In addition, when solutions for addressing inequities are applied in a technical manner, the impetus of the legislation, or the social justice project, becomes lost. McCall and Skrtic (2010) argue that the social agenda behind special education has been “depoliticized” through the bureaucracy of the system. They state, Those whose needs had been politicized were recast as individual clients rather than participants in a political movement, thus re-positioning them as individual victims and passive recipients of predefined services rather than political agents involved in interpreting their needs and shaping their life conditions, thereby stripping them of their human dignity. (p. 12)
Under current legislative efforts, the focus on individual needs decenters the systemic nature of disproportionality.
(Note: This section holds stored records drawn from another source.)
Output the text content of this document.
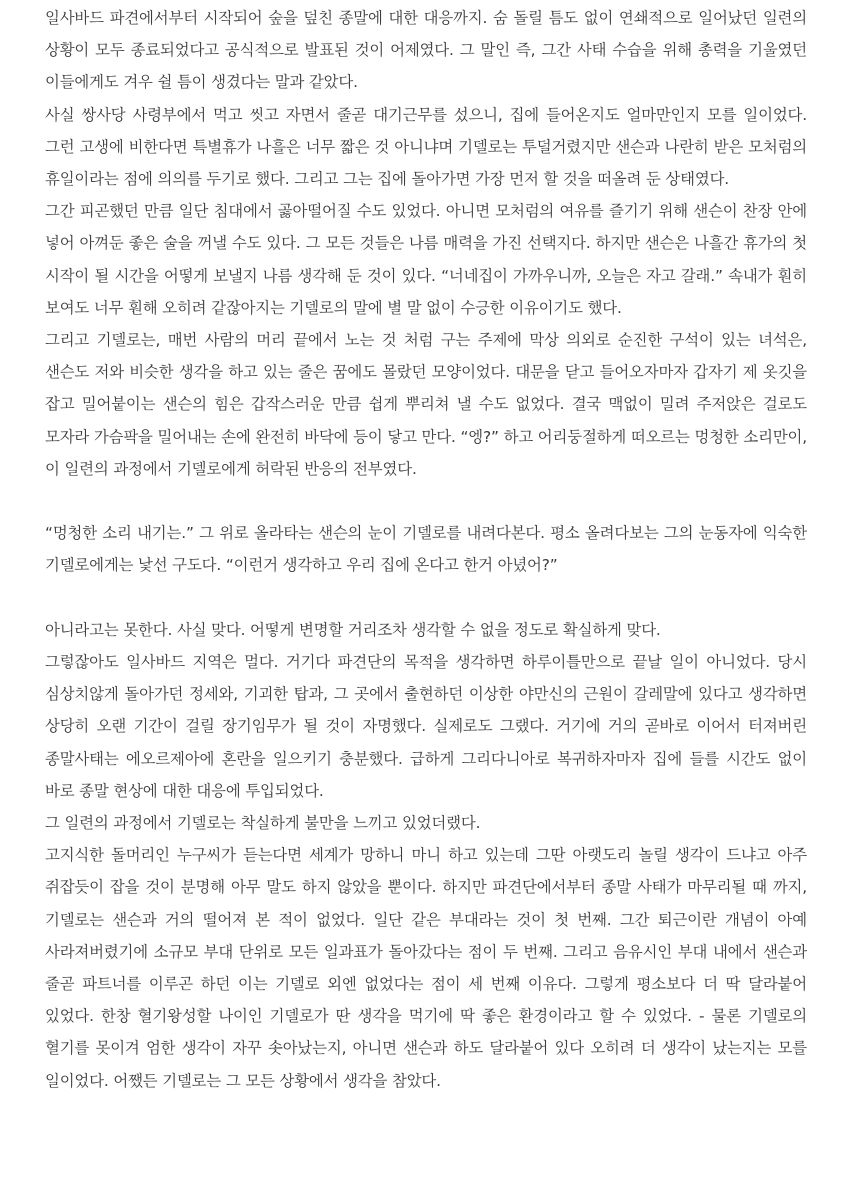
일사바드 파견에서부터 시작되어 숲을 덮친 종말에 대한 대응까지. 숨 돌릴 틈도 없이 연쇄적으로 일어났던 일련의 상황이 모두 종료되었다고 공식적으로 발표된 것이 어제였다. 그 말인 즉, 그간 사태 수습을 위해 총력을 기울였던 이들에게도 겨우 쉴 틈이 생겼다는 말과 같았다.

사실 쌍사당 사령부에서 먹고 씻고 자면서 줄곧 대기근무를 섰으니, 집에 들어온지도 얼마만인지 모를 일이었다. 그런 고생에 비한다면 특별휴가 나흘은 너무 짧은 것 아니냐며 기델로는 투덜거렸지만 샌슨과 나란히 받은 모처럼의 휴일이라는 점에 의의를 두기로 했다. 그리고 그는 집에 돌아가면 가장 먼저 할 것을 떠올려 둔 상태였다.

그간 피곤했던 만큼 일단 침대에서 곯아떨어질 수도 있었다. 아니면 모처럼의 여유를 즐기기 위해 샌슨이 찬장 안에 넣어 아껴둔 좋은 술을 꺼낼 수도 있다. 그 모든 것들은 나름 매력을 가진 선택지다. 하지만 샌슨은 나흘간 휴가의 첫 시작이 될 시간을 어떻게 보낼지 나름 생각해 둔 것이 있다. “너네집이 가까우니까, 오늘은 자고 갈래.” 속내가 훤히 보여도 너무 훤해 오히려 같잖아지는 기델로의 말에 별 말 없이 수긍한 이유이기도 했다.

그리고 기델로는, 매번 사람의 머리 끝에서 노는 것 처럼 구는 주제에 막상 의외로 순진한 구석이 있는 녀석은, 샌슨도 저와 비슷한 생각을 하고 있는 줄은 꿈에도 몰랐던 모양이었다. 대문을 닫고 들어오자마자 갑자기 제 옷깃을 잡고 밀어붙이는 샌슨의 힘은 갑작스러운 만큼 쉽게 뿌리쳐 낼 수도 없었다. 결국 맥없이 밀려 주저앉은 걸로도 모자라 가슴팍을 밀어내는 손에 완전히 바닥에 등이 닿고 만다. “엥?” 하고 어리둥절하게 떠오르는 멍청한 소리만이, 이 일련의 과정에서 기델로에게 허락된 반응의 전부였다.

“멍청한 소리 내기는.” 그 위로 올라타는 샌슨의 눈이 기델로를 내려다본다. 평소 올려다보는 그의 눈동자에 익숙한 기델로에게는 낯선 구도다. “이런거 생각하고 우리 집에 온다고 한거 아녔어?”

아니라고는 못한다. 사실 맞다. 어떻게 변명할 거리조차 생각할 수 없을 정도로 확실하게 맞다.

그렇잖아도 일사바드 지역은 멀다. 거기다 파견단의 목적을 생각하면 하루이틀만으로 끝날 일이 아니었다. 당시 심상치않게 돌아가던 정세와, 기괴한 탑과, 그 곳에서 출현하던 이상한 야만신의 근원이 갈레말에 있다고 생각하면 상당히 오랜 기간이 걸릴 장기임무가 될 것이 자명했다. 실제로도 그랬다. 거기에 거의 곧바로 이어서 터져버린 종말사태는 에오르제아에 혼란을 일으키기 충분했다. 급하게 그리다니아로 복귀하자마자 집에 들를 시간도 없이 바로 종말 현상에 대한 대응에 투입되었다.

그 일련의 과정에서 기델로는 착실하게 불만을 느끼고 있었더랬다.

고지식한 돌머리인 누구씨가 듣는다면 세계가 망하니 마니 하고 있는데 그딴 아랫도리 놀릴 생각이 드냐고 아주 쥐잡듯이 잡을 것이 분명해 아무 말도 하지 않았을 뿐이다. 하지만 파견단에서부터 종말 사태가 마무리될 때 까지, 기델로는 샌슨과 거의 떨어져 본 적이 없었다. 일단 같은 부대라는 것이 첫 번째. 그간 퇴근이란 개념이 아예 사라져버렸기에 소규모 부대 단위로 모든 일과표가 돌아갔다는 점이 두 번째. 그리고 음유시인 부대 내에서 샌슨과 줄곧 파트너를 이루곤 하던 이는 기델로 외엔 없었다는 점이 세 번째 이유다. 그렇게 평소보다 더 딱 달라붙어 있었다. 한창 혈기왕성할 나이인 기델로가 딴 생각을 먹기에 딱 좋은 환경이라고 할 수 있었다. - 물론 기델로의 혈기를 못이겨 엄한 생각이 자꾸 솟아났는지, 아니면 샌슨과 하도 달라붙어 있다 오히려 더 생각이 났는지는 모를 일이었다. 어쨌든 기델로는 그 모든 상황에서 생각을 참았다.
Ideological Underpinnings: Examining Race- and Context-Neutral Assumptions in Disproportionality Policy
Behind technical approaches to addressing disproportionality lies a colorblind ideology, which fails to explicitly recognize how Whiteness is often viewed as race neutral. This taken-for-granted ideological assumption has consequences for groups that do not fit into the implicit cultural norms associated with Whiteness. Saito’s (2009) study on urban public policies identifies the pernicious effects of unrecognized colorblindness embedded in public policies. He states, People working to enact and support race-neutral public policies may ignore the ways in which race is already present in the ideologies and practices of the larger society that shape the formation and implementation of policies. As a result, policies that appear race neutral may in fact be structured in ways that have racialized outcomes. This occurs because the policies do nothing to counter the ways in which race is already present, and thus the policies serve to reinforce racialized practices. (p. 4)
Saito emphasizes that polices which appear to be racially neutral become racialized when the effects of the policy differentially affects racial groups. The same reasoning can be applied to IDEA.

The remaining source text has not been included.